Шрифт:
Интервал:
Закладка:
— Ну что это такое? — капризно произнесла она. — Или «новые русские», или литераторы?
— Почему? Я раньше работал шахтером.
Он думал, что блондинку это добьет и она отвалит, но случилось почему-то наоборот.
— Правда?
— Правда.
— Слава, я вас люблю. Давайте выпьем на брудершафт.
— Да рано вроде.
— В самый раз.
Кто-то говорил очередной тост, а Аверин выпил с Милой на брудершафт.
Гости тоже причастились.
— Нет, ну кто догадался купить такие маслины? — вновь забубнил Сергей. — Хорошо-о.
Потом опять пошли тосты. Пили, ели, славили женщин, родителей виновницы торжества, родителей всех присутствующих. Через некоторое время кое-кто начал выпадать из седла, и вот уже первая голова ткнулась со стуком о стол. Зазвучала музыка, и гости пустились в пляс. Мила вытащила Аверина. Танцевал он не очень хорошо. Мила прижималась к нему всем телом, и это вызывало сладостное чувство. Он был не пьян — не собирался надираться. Поймал на себе негодующий взор хозяйки и слегка пожал плечами — мол, куда денешься, прирожденная интеллигентность не позволяет выбросить блондинку за борт.

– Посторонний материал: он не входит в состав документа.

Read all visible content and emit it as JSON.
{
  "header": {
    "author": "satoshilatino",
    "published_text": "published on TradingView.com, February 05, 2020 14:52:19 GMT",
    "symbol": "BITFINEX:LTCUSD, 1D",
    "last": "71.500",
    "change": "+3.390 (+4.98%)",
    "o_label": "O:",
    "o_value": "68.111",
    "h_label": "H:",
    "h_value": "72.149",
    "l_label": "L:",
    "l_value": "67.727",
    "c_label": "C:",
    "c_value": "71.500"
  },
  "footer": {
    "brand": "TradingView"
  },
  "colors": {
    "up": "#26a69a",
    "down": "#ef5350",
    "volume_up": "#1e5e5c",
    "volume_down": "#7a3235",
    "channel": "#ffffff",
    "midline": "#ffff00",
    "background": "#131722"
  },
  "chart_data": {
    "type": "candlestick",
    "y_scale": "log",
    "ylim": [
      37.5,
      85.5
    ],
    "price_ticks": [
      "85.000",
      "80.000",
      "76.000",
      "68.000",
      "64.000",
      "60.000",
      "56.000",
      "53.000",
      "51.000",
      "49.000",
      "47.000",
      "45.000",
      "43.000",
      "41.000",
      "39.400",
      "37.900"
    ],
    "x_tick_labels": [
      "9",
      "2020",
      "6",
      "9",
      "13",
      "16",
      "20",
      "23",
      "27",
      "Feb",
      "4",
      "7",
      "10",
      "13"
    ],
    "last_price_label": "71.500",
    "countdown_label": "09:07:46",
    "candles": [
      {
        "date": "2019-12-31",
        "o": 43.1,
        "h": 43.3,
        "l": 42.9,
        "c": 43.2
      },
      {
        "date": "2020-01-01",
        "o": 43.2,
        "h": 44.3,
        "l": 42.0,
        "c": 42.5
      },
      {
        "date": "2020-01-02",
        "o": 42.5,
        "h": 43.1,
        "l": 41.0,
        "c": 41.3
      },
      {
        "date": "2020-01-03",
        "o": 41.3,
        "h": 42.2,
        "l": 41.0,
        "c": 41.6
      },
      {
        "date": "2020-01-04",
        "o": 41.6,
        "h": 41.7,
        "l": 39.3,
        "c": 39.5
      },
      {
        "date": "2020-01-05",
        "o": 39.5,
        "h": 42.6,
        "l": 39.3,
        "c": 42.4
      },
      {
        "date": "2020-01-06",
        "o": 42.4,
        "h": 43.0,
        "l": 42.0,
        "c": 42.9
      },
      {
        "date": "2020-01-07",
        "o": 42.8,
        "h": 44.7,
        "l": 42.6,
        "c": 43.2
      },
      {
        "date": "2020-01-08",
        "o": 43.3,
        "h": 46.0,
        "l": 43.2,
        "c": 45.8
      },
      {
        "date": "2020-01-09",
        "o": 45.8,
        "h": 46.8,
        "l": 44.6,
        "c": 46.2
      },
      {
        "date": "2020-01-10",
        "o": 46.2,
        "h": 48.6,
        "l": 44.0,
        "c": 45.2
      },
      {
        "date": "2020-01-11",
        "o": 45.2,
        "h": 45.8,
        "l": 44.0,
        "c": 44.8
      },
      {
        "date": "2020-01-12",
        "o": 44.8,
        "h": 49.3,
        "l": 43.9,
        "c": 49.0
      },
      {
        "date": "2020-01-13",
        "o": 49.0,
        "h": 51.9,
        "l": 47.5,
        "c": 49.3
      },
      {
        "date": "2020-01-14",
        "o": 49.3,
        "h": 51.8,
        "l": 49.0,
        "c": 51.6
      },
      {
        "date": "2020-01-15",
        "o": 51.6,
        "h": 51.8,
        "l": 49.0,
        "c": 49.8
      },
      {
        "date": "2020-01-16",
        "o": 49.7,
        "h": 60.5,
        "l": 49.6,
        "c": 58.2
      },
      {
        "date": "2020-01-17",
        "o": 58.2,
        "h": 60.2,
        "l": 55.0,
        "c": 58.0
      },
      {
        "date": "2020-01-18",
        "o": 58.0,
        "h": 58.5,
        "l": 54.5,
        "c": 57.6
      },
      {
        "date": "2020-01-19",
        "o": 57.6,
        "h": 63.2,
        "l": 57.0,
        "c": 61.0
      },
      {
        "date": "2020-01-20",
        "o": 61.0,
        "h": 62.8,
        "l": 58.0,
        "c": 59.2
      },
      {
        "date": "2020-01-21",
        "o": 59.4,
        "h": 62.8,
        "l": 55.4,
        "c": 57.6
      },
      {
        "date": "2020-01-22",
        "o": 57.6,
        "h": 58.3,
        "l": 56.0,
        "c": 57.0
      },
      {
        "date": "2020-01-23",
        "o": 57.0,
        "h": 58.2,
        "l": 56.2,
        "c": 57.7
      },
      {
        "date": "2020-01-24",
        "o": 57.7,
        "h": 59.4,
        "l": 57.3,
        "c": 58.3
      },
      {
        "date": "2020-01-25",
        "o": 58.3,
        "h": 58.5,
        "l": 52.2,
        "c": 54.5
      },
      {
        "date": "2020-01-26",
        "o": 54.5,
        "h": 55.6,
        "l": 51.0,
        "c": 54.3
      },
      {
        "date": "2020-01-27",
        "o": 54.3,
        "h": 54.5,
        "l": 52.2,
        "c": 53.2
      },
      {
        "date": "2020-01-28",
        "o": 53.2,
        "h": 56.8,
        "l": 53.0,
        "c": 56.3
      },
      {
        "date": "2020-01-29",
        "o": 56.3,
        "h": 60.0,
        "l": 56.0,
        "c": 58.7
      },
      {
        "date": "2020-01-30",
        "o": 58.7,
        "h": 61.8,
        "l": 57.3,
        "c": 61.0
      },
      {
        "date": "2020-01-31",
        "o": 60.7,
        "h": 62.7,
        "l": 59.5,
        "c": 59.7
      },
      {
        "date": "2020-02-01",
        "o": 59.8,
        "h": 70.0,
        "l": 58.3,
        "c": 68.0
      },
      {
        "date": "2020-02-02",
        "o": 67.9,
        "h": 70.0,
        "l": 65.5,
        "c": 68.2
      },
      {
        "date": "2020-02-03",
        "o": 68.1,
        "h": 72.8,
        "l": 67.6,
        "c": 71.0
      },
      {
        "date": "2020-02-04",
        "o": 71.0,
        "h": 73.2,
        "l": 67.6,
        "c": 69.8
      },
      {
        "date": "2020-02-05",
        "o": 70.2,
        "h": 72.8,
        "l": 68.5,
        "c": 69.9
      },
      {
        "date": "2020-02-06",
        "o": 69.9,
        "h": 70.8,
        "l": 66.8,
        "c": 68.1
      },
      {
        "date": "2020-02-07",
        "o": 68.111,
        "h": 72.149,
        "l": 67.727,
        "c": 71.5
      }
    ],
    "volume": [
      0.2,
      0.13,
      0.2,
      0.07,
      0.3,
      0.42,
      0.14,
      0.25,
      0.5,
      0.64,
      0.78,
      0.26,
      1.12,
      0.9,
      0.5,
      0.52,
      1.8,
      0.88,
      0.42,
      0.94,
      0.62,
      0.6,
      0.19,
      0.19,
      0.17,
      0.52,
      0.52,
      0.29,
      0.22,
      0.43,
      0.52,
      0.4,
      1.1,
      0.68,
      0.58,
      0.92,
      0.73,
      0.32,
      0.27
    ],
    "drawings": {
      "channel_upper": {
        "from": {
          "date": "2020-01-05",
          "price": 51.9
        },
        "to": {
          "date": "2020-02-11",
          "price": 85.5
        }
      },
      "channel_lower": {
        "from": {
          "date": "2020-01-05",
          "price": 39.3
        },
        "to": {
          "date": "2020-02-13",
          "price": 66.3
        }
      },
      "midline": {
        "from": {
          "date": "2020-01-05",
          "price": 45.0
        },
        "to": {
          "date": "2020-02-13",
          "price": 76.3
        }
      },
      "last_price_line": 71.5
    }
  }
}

Потом гости начали кучковаться, и Мила заявила:
— Пошли знакомиться. В твоей шахте ты и представить не мог, что попадешь в отпадный бомонд Москвы.
Рядом с бородатым бывшим мужем Светы франтоватый лысоватый мужчина, выглядевший по-мальчишески легкомысленно, хотя на деле прожил минимум лет сорок, с обаянием бормашины жужжал:
— Ах, а помните эти строки Мандельштама:
Я блуждал в игрушечной чаще
И открыл лазоревый грот…
Неужели я настоящий,
И действительно смерть придет?
— Помню, — кивал бородач, хотя по его виду было понятно, что ничего он не помнит.
Блондинка представила Аверина любителю Мандельштама.
— Фима, это Вячеслав. Он шахтер.
— Я тоже шахтер. Добываю словесную руду, — улыбнулся томно Фима.
— Он критик, — сказала Мила, — и работает со Светкой в газете. Пишет всякую муру.
— Мила, как ты можешь? — возмутился критик.
— Лицемер, — вздохнула Мила.
— Вы действительно шахтер? — с видимой скукой осведомился критик.
— По секрету? — пригнулся к нему Аверин. — Конечно, нет.
— И кто же вы?
— Я хранитель фондов общества «Память».
Критик вытаращил глаза, а Мила потащила Аверина дальше. В него вселился какой-то веселый бес.
— А это большой человек, — сказала Мила. — Депутат… Зуб даю — он долдонит вон тому скучному зануде, нашему ответственному секретарю, какую-нибудь чепуху про политику. Вспоминает свое героическое прошлое. Как боролся с КГБ. Хочешь послушать?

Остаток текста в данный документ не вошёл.